Mais l’image n’était pas très vendeuse, et qui plus est, je craignais qu’elle ne soit pas libre de droits.
Puis est venue l’idée du rouge à lèvres…

C’est à ce moment-là qu’est née la proposition du visuel suivant, sur une idée de mon mari : une rangée de balles alignées, parmi lesquelles se glisse un tube de rouge à lèvres. Tout à coup, le propos prenait sens : le contraste entre guerre et féminité, entre violence et résistance, entre destruction et affirmation de soi. Ce visuel disait tout sans montrer la guerre : il parlait de femmes, d’apparence, de courage, de survie, d’ironie aussi.
Le fond blanc lui donnait de la clarté, mais manquait peut-être de densité.

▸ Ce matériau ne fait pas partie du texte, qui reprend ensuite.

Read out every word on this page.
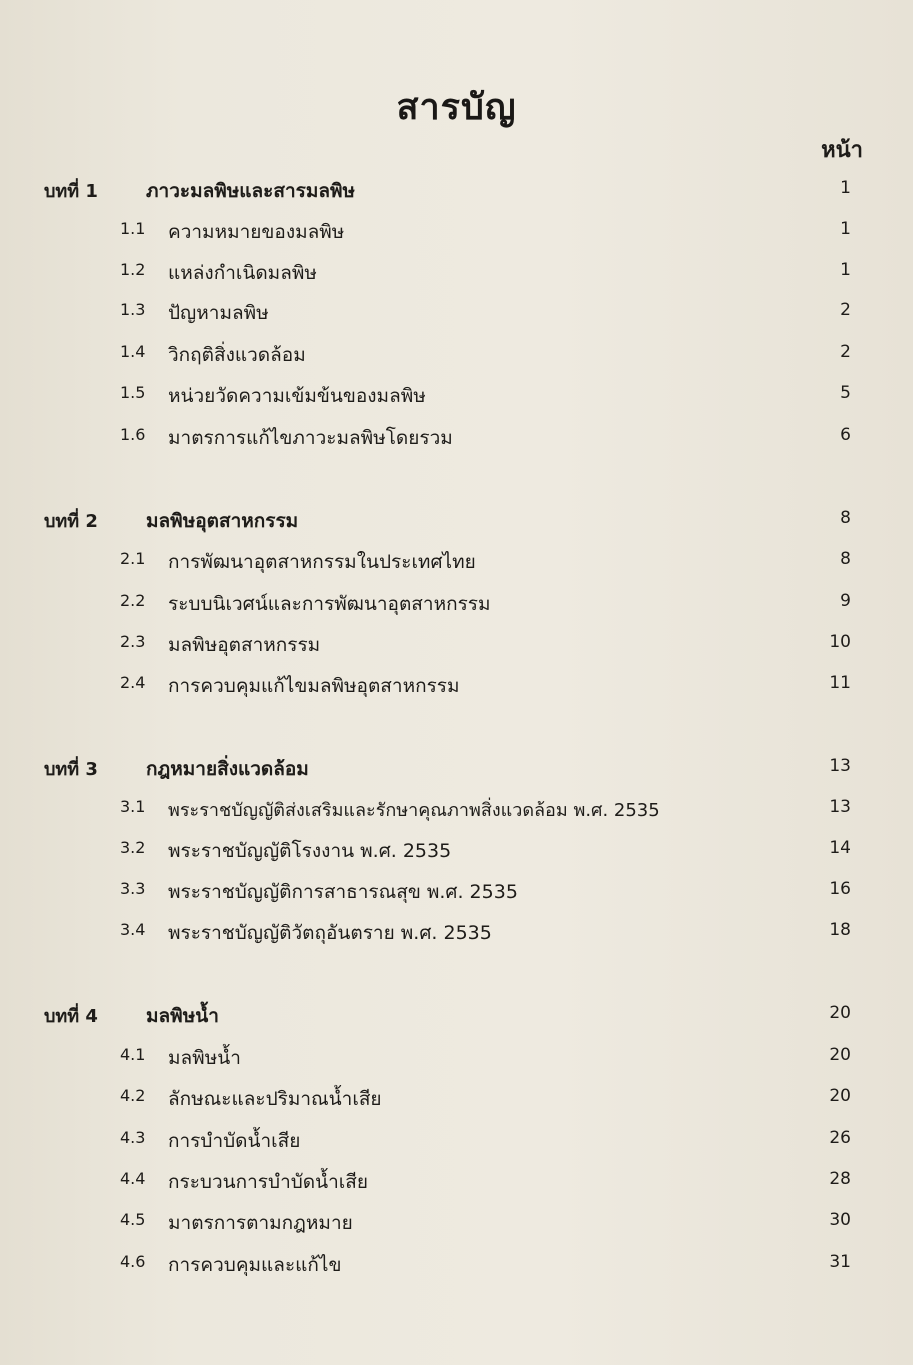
สารบัญ
หน้า
บทที่ 1	ภาวะมลพิษและสารมลพิษ	1
1.1 ความหมายของมลพิษ	1
1.2 แหล่งกำเนิดมลพิษ	1
1.3 ปัญหามลพิษ	2
1.4 วิกฤติสิ่งแวดล้อม	2
1.5 หน่วยวัดความเข้มข้นของมลพิษ	5
1.6 มาตรการแก้ไขภาวะมลพิษโดยรวม	6
บทที่ 2	มลพิษอุตสาหกรรม	8
2.1 การพัฒนาอุตสาหกรรมในประเทศไทย	8
2.2 ระบบนิเวศน์และการพัฒนาอุตสาหกรรม	9
2.3 มลพิษอุตสาหกรรม	10
2.4 การควบคุมแก้ไขมลพิษอุตสาหกรรม	11
บทที่ 3	กฎหมายสิ่งแวดล้อม	13
3.1 พระราชบัญญัติส่งเสริมและรักษาคุณภาพสิ่งแวดล้อม พ.ศ. 2535	13
3.2 พระราชบัญญัติโรงงาน พ.ศ. 2535	14
3.3 พระราชบัญญัติการสาธารณสุข พ.ศ. 2535	16
3.4 พระราชบัญญัติวัตถุอันตราย พ.ศ. 2535	18
บทที่ 4	มลพิษน้ำ	20
4.1 มลพิษน้ำ	20
4.2 ลักษณะและปริมาณน้ำเสีย	20
4.3 การบำบัดน้ำเสีย	26
4.4 กระบวนการบำบัดน้ำเสีย	28
4.5 มาตรการตามกฎหมาย	30
4.6 การควบคุมและแก้ไข	31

La version suivante a donc pris une teinte rouge profond.Ce fond évoque le sang, la passion, la colère, mais aussi la vitalité et la puissance. Il donne au rouge à lèvres central une intensité nouvelle, tout en maintenant la symétrie graphique et la sobriété du concept initial.
L’avis des réseaux
Un peu perdue au milieu de toutes ces esquisses, j’ai publié un sondage sur les réseaux sociaux… et rien de net ne s’est distingué. De mon côté, je n’étais convaincue par aucune, et je sais ô combien la qualité de la couverture est déterminante pour déclencher l’intérêt des lecteurs. Comme je suis du genre perfectionniste et un brin acharnée, j’ai continué à chercher des idées…
L’évidence du monument

C’est alors que mon mari — encore lui, c’est un génie, il aurait dû travailler dans la pub ! — m’a soufflé l’idée du monument aux morts adapté aux femmes. Aussitôt, l’image s’est imposée comme une évidence.

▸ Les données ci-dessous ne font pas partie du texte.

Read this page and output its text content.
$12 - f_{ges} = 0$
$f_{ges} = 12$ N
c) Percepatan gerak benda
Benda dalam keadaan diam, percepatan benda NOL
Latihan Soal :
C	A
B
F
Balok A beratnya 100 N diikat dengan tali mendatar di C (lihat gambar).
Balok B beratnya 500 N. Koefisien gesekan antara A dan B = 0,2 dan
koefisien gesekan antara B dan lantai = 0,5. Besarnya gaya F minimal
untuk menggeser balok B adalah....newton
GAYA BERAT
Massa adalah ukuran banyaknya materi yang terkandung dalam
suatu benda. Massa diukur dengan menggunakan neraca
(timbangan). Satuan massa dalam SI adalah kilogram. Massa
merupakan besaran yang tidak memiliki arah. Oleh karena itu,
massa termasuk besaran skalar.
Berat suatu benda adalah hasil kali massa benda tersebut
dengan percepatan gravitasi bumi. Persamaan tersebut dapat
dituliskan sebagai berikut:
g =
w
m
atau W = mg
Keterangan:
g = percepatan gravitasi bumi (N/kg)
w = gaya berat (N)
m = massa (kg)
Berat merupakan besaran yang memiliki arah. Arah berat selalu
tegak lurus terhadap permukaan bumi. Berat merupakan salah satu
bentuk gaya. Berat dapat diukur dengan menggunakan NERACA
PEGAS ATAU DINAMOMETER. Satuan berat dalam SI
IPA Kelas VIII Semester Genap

Sauf que pour y parvenir, il me fallait l’aide de l’IA. J’ai donc cherché une image de monument aux morts, masculin (ils le sont tous, parfois avec une femme éplorée à sa base !) dans un style dynamique, avec du mouvement. J’ai ensuite demandé à l’IA de remplacer les hommes par des femmes : une paysanne, une ouvrière, une infirmière et une espionne. Ces quatre femmes, figées dans la pierre d’un monument aux morts, m’ont bouleversée. Chacune avance, tendue vers l’avant, unie aux autres dans un même élan. Elles incarnent les femmes de l’ombre, celles qu’on a trop souvent oubliées. La patine de la pierre, le geste suspendu, la détermination de leurs visages : tout racontait la force du collectif, la grandeur dans la douleur, la gloire sans éclat.
Je me suis retrouvée avec une femme à trois bras, un bâton dans la main de l’infirmière, des jupes trop courtes pour l’époque et aucun obus! J’ai obtenu en bataillant que l’IA rallonge les jupes et ajoute un obus mais impossible de lui faire retirer le bras en trop et le bâton. En passant l’image sous Canva et en travaillant avec la gomme, j’ai pu retirer les éléments disgracieux et placer l’obus dans la bonne main !

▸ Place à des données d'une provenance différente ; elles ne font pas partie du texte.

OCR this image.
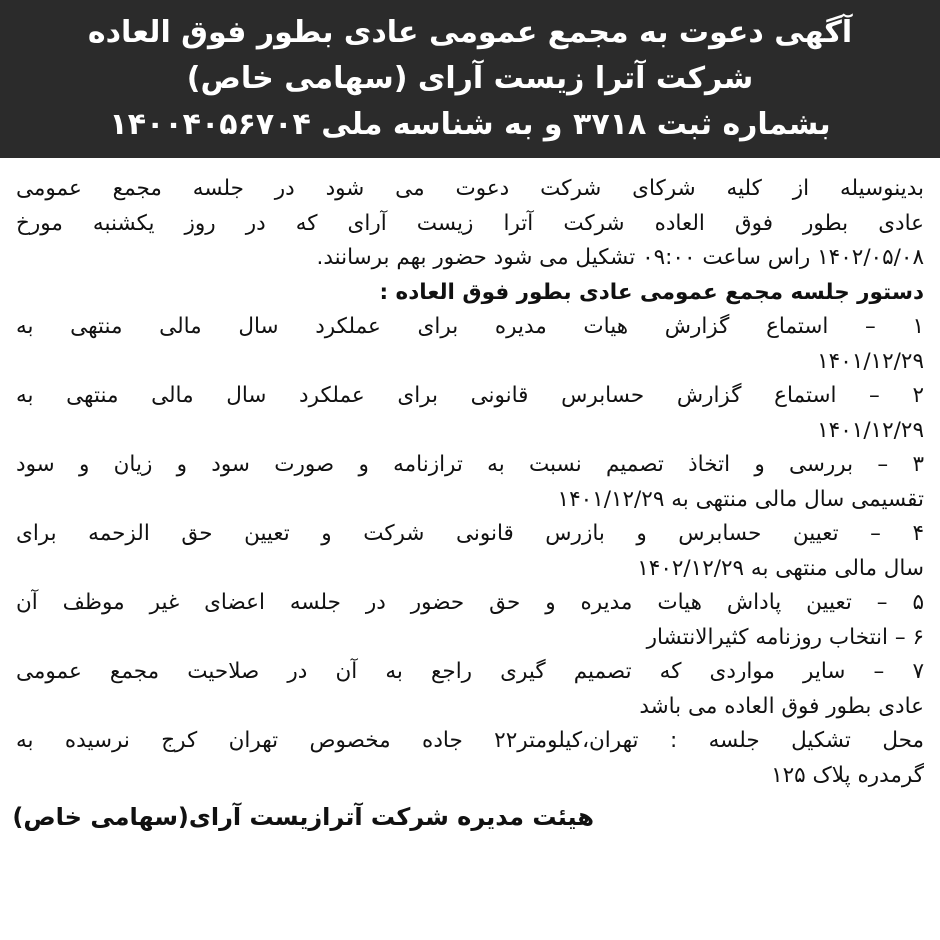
آگهی دعوت به مجمع عمومی عادی بطور فوق العاده
شرکت آترا زیست آرای (سهامی خاص)
بشماره ثبت ۳۷۱۸ و به شناسه ملی ۱۴۰۰۴۰۵۶۷۰۴
بدینوسیله از کلیه شرکای شرکت دعوت می شود در جلسه مجمع عمومی
عادی بطور فوق العاده شرکت آترا زیست آرای که در روز یکشنبه مورخ
۱۴۰۲/۰۵/۰۸ راس ساعت ۰۹:۰۰ تشکیل می شود حضور بهم برسانند.
دستور جلسه مجمع عمومی عادی بطور فوق العاده :
۱ – استماع گزارش هیات مدیره برای عملکرد سال مالی منتهی به
۱۴۰۱/۱۲/۲۹
۲ – استماع گزارش حسابرس قانونی برای عملکرد سال مالی منتهی به
۱۴۰۱/۱۲/۲۹
۳ – بررسی و اتخاذ تصمیم نسبت به ترازنامه و صورت سود و زیان و سود
تقسیمی سال مالی منتهی به ۱۴۰۱/۱۲/۲۹
۴ – تعیین حسابرس و بازرس قانونی شرکت و تعیین حق الزحمه برای
سال مالی منتهی به ۱۴۰۲/۱۲/۲۹
۵ – تعیین پاداش هیات مدیره و حق حضور در جلسه اعضای غیر موظف آن
۶ – انتخاب روزنامه کثیرالانتشار
۷ – سایر مواردی که تصمیم گیری راجع به آن در صلاحیت مجمع عمومی
عادی بطور فوق العاده می باشد
محل تشکیل جلسه : تهران،کیلومتر۲۲ جاده مخصوص تهران کرج نرسیده به
گرمدره پلاک ۱۲۵
هیئت مدیره شرکت آترازیست آرای(سهامی خاص)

J’ai ensuite tiré la patine de la pierre du gris vers le brun, plus lumineux, et ajouté une fumée rouge à la base. Ce dégradé rouge qui monte comme un gaz toxique évoque à la fois le sang, la ferveur, la vie qui prend le dessus. C’est la couleur de la lutte, mais aussi celle du courage et de la passion — cette énergie vitale qui irrigue toute la pièce.
Ne restait plus qu’à ajouter les titres et la 4e de couverture.
Un souci demeurait : une marque au niveau de la délimitation de l’image de fumée que j’avais utilisée. Je ne m’en serais pas sortie sans ma sœur qui, non seulement m’a guidée tout au long du processus, mais a réglé le problème d’un coup de Photoshop !
Avec cette image, tout s’est aligné. La couverture rend hommage à ces femmes de tous les temps, anonymes et héroïques à la fois, qui ont tenu bon quand le monde vacillait. La Gloire pour tout le monde leur donne enfin la place qu’elles méritent : sur le piédestal de la mémoire.




Bravo pour cette belle réalisation avec les outils du 21e siècle... Hâte de découvrir en vrai cette belle couverture.